Single by Jimmie Allen

from the album Mercury Lane
- Released: February 20, 2018
- Genre: Country
- Length: 3:16
- Label: Stoney Creek
- Songwriters: Jimmie Allen; Josh London; J.P. Williams;
- Producers: Ash Bowers; Eric Torres;

Jimmie Allen singles chronology
|  | "Best Shot" (2018) | "Make Me Want To" (2019) |

Music video
- "Best Shot" on YouTube

= Best Shot =

"Best Shot" is a song co-written and recorded by American country music singer Jimmie Allen. He wrote the song with Josh London and J.P. Williams, and released it in February 2018 via Stoney Creek as his debut single. It appears on his 2018 debut album Mercury Lane. The song is an inspirational anthem about aiming for opportunity each day to better your life. "Best Shot" gave Allen his first number-one hit of his career, spending three non-consecutive weeks atop the Billboard Country Airplay chart. It also peaked at numbers five and 37 on both the Hot Country Songs and Hot 100 charts respectively. It was certified Gold by the Recording Industry Association of America (RIAA), and has sold 146,000 copies in the United States as of April 2019. The song also charted in Canada, reaching number 79 on the Canadian Hot 100. An accompanying music video for the single, directed by Ford Fairchild, features Allen performing the song while surrounded by childhood pictures.

==Content and history==
Jimmie Allen described the song in an interview with Billboard, saying that the concept of the song is "taking each day as an opportunity to be better for a person you have in your life." He also said that when producing the song, Ash Bowers suggested, ""Why don't we just strip everything back to where people can focus on your voice and what you're saying?" We went in, and you have the version you have now." He also said that the song's central concept of "giving your best shot" came from his grandmother.

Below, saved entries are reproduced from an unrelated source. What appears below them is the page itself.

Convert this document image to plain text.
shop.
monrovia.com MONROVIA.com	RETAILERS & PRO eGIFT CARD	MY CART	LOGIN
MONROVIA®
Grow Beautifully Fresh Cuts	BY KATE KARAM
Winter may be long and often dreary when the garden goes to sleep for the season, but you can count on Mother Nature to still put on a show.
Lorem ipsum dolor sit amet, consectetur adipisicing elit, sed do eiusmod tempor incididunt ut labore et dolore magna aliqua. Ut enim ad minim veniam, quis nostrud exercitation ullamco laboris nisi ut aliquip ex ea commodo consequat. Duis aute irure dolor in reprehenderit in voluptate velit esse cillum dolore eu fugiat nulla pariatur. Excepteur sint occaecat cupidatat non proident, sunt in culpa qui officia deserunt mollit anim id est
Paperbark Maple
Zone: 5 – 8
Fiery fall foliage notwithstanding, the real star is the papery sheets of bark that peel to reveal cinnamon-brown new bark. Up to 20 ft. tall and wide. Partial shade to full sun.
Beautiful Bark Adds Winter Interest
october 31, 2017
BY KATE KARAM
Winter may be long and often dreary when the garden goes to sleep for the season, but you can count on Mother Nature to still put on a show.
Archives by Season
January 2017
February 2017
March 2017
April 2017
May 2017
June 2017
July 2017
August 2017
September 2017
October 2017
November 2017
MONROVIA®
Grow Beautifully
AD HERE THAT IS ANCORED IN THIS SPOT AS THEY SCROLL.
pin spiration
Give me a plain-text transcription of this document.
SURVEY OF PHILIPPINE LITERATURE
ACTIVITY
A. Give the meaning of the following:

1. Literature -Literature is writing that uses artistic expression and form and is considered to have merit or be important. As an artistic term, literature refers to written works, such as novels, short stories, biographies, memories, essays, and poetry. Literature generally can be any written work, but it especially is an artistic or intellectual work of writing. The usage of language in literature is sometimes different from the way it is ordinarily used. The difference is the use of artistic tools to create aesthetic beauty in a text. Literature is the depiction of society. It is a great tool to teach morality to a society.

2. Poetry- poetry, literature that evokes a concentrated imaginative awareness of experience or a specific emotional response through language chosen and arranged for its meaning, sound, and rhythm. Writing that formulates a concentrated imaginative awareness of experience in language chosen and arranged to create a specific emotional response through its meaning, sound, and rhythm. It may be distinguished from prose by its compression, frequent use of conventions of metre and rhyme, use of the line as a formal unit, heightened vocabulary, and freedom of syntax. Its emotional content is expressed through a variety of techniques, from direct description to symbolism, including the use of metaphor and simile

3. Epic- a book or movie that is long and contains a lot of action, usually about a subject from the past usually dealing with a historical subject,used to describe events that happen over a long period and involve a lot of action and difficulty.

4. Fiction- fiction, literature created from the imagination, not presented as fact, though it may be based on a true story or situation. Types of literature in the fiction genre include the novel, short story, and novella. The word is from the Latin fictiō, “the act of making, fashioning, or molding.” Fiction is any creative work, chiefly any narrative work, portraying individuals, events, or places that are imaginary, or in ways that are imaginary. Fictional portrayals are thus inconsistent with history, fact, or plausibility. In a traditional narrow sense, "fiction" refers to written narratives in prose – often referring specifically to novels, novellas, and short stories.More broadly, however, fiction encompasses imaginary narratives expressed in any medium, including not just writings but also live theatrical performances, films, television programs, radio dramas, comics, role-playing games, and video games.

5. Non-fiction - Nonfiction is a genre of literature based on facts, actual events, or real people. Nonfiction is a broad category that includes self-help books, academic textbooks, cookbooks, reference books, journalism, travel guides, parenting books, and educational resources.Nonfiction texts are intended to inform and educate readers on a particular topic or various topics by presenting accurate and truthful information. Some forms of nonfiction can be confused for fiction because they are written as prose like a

==Commercial performance==
"Best Shot" reached number one on the Billboard Country Airplay chart dated November 24, 2018, where it remained for two weeks. On the chart dated December 8, it fell to number two, while Kane Brown's "Lose It" overtook it at the top. Then, on the chart dated December 15, "Best Shot" returned to number one for a third and final week. As a result, it became the first song to return to number one after falling based on airplay since Jimmy Wayne's "Do You Believe Me Now" spent two non-consecutive weeks at the top in September 2008. The song's three-week run at number one also made for the longest run at the top by a debut single since Florida Georgia Line's "Cruise" also logged three weeks at the top in December 2012, and the longest reign for a solo male artist's debut single since Blake Shelton's "Austin" spent five weeks at number one in 2001. On the Billboard Hot 100, it debuted at number 97 the week of September 29, 2018. Fifteen weeks later, it peaked at number 37 the week of January 12, 2019, and remained on the chart for twenty weeks. On July 17, the song was certified platinum by the RIAA in the US, denoting combined sales and streams for over a million units. It has sold 146,000 copies in the United States as of April 2019.

In Canada, the track debuted at number 91 on the Canadian Hot 100 chart dated December 8, 2018 before leaving the next week. Two weeks later, it reappeared at number 88 before leaving the next week. It peaked at number 79 the week of January 12, 2019, and stayed on the chart for five weeks. "Best Shot" was certified platinum by Music Canada in Canada on October 22, 2020.

==Music video==
A lyric video for "Best Shot" premiered on Allen's YouTube channel on March 18, 2018. The official music video, directed by Ford Fairchild, features Allen performing the song on a stool, while surrounded by pictures of his childhood.

==Live performance==
On October 9, 2018, Allen made his national TV debut performing "Best Shot" on NBC's Today.

==Charts==

===Weekly charts===

| Chart (2018–2019) | Peak position |
|---|---|
| Canada (Canadian Hot 100) | 79 |
| Canada Country (Billboard) | 1 |
| US Billboard Hot 100 | 37 |
| US Adult Pop Songs (Billboard) | 33 |
| US Country Airplay (Billboard) | 1 |
| US Hot Country Songs (Billboard) | 5 |

===Year-end charts===

| Chart (2018) | Position |
|---|---|
| US Country Airplay (Billboard) | 45 |
| US Hot Country Songs (Billboard) | 43 |
| Chart (2019) | Position |
| US Country Airplay (Billboard) | 50 |
| US Hot Country Songs (Billboard) | 47 |

==Certifications==

| Region | Certification | Certified units/sales |
| Australia (ARIA) | Gold | 35,000^{‡} |
| Canada (Music Canada) | Platinum | 80,000^{‡} |
| United States (RIAA) | Platinum | 1,000,000^{‡} |
^{‡} Sales+streaming figures based on certification alone.